Once you have this as the aim, you’ll find that many of the things you put on that page don’t help in this regard:
Top navigation. You should still have your logo that links back to your home page. After all, you could do as well in user interface design with the maxim “never make the user use the back button” as you could in Christianity knowing only the Golden Rule. In each, there’s a lot more to learn, but that one bit will get you through for now.
But do you need the link to each area of your mission, your about us page, and so on? You do not, because the goal of the page is to get donations. Take a look at St. Jude’s home page.
It serves those who want to learn about, engage with, and donate to the organization. However, once you go to donate, they know what you are there for and everything else melts away:
Only those things necessary to make a donation remain.
Extraneous fields. The donation form is not the place to ask for your entire database to be filled in. Thus, prefix, middle name, and suffix can all be deleted. Nor is it the place to ask for things you are interested in, but do not need. Thus, phone number, fax number, connection to the cause, etc., should all go away. (This is not to say you shouldn’t ask for them; that’s why God invented the confirmation page and/or post-donation survey.)
Any more convincing than is necessary. I’m being intentionally vague here. The challenge is that people come to your donation form from very different places.
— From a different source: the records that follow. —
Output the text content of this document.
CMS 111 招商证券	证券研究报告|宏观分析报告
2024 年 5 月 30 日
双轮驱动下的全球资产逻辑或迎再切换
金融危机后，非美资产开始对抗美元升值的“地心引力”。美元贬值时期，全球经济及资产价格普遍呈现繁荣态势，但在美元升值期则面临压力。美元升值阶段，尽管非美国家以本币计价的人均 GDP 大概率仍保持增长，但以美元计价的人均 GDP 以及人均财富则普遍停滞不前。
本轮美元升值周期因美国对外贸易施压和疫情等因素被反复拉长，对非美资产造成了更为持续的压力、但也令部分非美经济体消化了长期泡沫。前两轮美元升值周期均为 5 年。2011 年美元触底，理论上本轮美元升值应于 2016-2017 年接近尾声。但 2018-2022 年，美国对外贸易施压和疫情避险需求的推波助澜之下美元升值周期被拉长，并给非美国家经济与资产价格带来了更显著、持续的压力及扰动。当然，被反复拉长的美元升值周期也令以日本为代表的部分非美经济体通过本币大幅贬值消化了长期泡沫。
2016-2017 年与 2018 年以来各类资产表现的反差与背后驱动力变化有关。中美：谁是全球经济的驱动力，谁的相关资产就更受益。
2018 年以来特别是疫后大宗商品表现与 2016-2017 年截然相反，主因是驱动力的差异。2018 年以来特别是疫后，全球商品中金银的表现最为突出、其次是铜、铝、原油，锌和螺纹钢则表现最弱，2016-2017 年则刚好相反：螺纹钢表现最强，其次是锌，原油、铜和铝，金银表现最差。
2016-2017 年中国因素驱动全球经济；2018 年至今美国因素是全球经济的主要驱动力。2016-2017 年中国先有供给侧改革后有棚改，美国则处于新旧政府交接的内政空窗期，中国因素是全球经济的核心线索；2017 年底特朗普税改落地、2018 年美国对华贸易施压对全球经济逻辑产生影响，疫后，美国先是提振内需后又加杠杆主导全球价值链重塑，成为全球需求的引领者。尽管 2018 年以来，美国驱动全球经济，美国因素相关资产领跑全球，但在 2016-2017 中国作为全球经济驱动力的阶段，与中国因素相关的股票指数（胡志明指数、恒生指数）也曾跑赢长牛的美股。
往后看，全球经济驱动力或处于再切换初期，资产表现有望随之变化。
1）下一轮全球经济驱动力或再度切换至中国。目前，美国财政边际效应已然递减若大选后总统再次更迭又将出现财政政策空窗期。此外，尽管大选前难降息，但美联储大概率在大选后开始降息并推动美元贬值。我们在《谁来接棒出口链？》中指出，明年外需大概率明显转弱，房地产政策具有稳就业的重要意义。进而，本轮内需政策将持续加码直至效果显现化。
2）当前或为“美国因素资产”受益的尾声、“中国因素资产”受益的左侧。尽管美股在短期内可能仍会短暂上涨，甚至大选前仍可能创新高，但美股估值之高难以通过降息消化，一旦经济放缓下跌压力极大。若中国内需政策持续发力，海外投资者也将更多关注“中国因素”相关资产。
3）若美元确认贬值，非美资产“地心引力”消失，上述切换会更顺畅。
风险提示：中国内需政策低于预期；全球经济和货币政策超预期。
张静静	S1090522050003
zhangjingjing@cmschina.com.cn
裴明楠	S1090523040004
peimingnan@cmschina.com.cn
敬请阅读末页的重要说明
If they came to your site, clicked on your light box (which we’ll talk about later in the week), and got to your donation form, they probably need some convincing to donate.
On the other hand, if a person subscribed to your e-newsletter, got your welcome series (you do have a welcome series don’t you? If not, learn the basics here), and clicked to donate on the final email, they have already followed the journey you set out for them. They are convinced and converted, so get them on their way successfully.
There was a great test I recommend a read of here. In a nutshell, a nonprofit was testing their donation form, which normally had a video at the top of it, versus a back-end book premium.
The key to this test (I believe) was that it connected with email — people would already have been sold once they got to the page. Thus, the non-video version had three times the conversion rate of the video version. The goal of the page was to get them to donate, not to get them to watch the video.
This isn’t to say that the video can’t be an important part of the conversion process; just that it probably doesn’t belong on the donation form.
Similarly, reducing copy at the top of this email acquisition campaign increased response by 26%.
So I would definitely test taking much of the verbiage out of your donation page and see what happens to your conversion rate.
Remember, a simple donation form is (usually) a converting donation form.
* Yes, he said “Simplicity, simplicity, simplicity” instead of “simplify, simplify, simplify.” I was surprised too.
A good point from friend-of-the-blog Angela Struebing: another good tactic is to ask for the email first or very early on — that way you can run a donation form abandonment program more easily, as you’ll have a means of communication. Thanks, Angela!